Released July 2014
2014’s Big Finish anthology release ‘Breaking Bubbles and Other Stories’ reunites Colin Baker and Nicola Bryant for four one-part tales structured around the concept of perception.
‘Breaking Bubbles’ opens the proceedings in a botanical garden aboard a prison spaceship transporting deadly, sentient beings. As the Doctor and Peri find themselves trying to decide if Safira Valtris, a deposed emperor who then led an illegal coup against her cousin, is deserving of her war criminal label, the script wisely avoids giving definite answers, playing with perception of the character and the setting wonderfully along the way. Jemma Churchill does well portraying the ambiguous nature of Valtris, creating a character who believably goes between harmless desire for freedom and dangerous willingness to engage in violence, and Nicola Bryant seizes the opportunity to showcase Peri’s intuitiveness and intelligence as Peri struggles to stay alive.
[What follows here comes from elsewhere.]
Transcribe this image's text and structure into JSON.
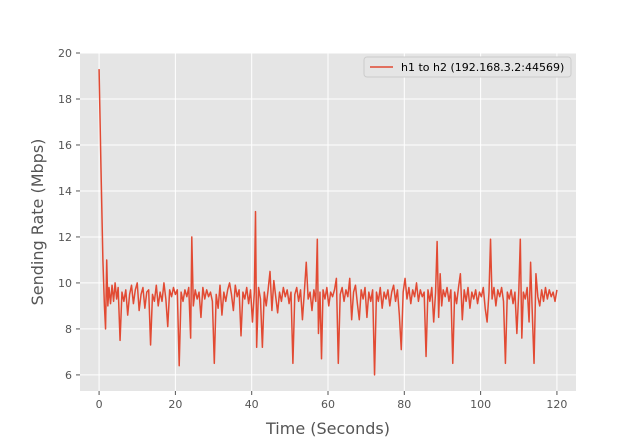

‘Of Chaos Time The,’ as the title suggests, deals with chronologically disordered events as the Doctor jumps within his own timeline between his efforts to avert an explosion and his investigation into a strange alien hospital. While this concept is certainly not new to Doctor Who or even the audio medium, it certainly gives Colin Baker ample opportunity to shine, particularly highlighting how much his incarnation’s gruff exterior has softened under Big Finish’s tutelage while also ensuring that the events portrayed always make logical sense. The one-part format doesn’t allow for too much innovation within the time loop confines, but this story absolutely meets the requirements of dealing with perception while providing a very enjoyable tale nonetheless.
‘An Eye for Murder’ sees Nicola Bryant’s character mistaken for a famous novelist at a World War II women’s college. With a plot full of intrigue and tension as poisonous pen letters that could have disastrous effects on the war are called into question, ‘An Eye for Murder’ wonderfully embraces its period nature and strong female ubiquity to create a very satisfying mystery with some very comedic moments as well. The second half does become much more brashly overt with its science fiction language, doing away with some of the great subtlety of the first half, but this is still another strong self-contained entry in this release.
‘The Curious Incident of the Doctor in the Night-Time’ is a wonderful conclusion to this anthology release, blending poignant tenderness with comedy perfectly as the story unfolds through the eyes of an autistic child. Michael as that youth becomes a very engaging presence with the script and Johnny Gibbons’s performance never belittling his condition, and the parallels drawn between the youth and the Doctor are fantastic. It’s rare that something completely novel is brought into Doctor Who, but experiencing events through a person who doesn’t understand the underlying meaning to words being said but who can remember the minutest detail works exceptionally well, though it could have just as easily fallen flat with a different combination of writer and actor. It almost seems secondary, but the story behind the extra garden gnome and the J’noi’s killer tendencies is also immensely innovative and successfully incorporated as well.
‘Breaking Bubbles and Other Stories’ is unquestionably the strongest anthology release so far, each story extremely engaging and able to successfully and satisfyingly stand on its own merit. Colin Baker and Nicola Bryant have a fantastic chemistry that is on display throughout, setting the bar high for their trilogy later in the year while making these four individual tales a joy.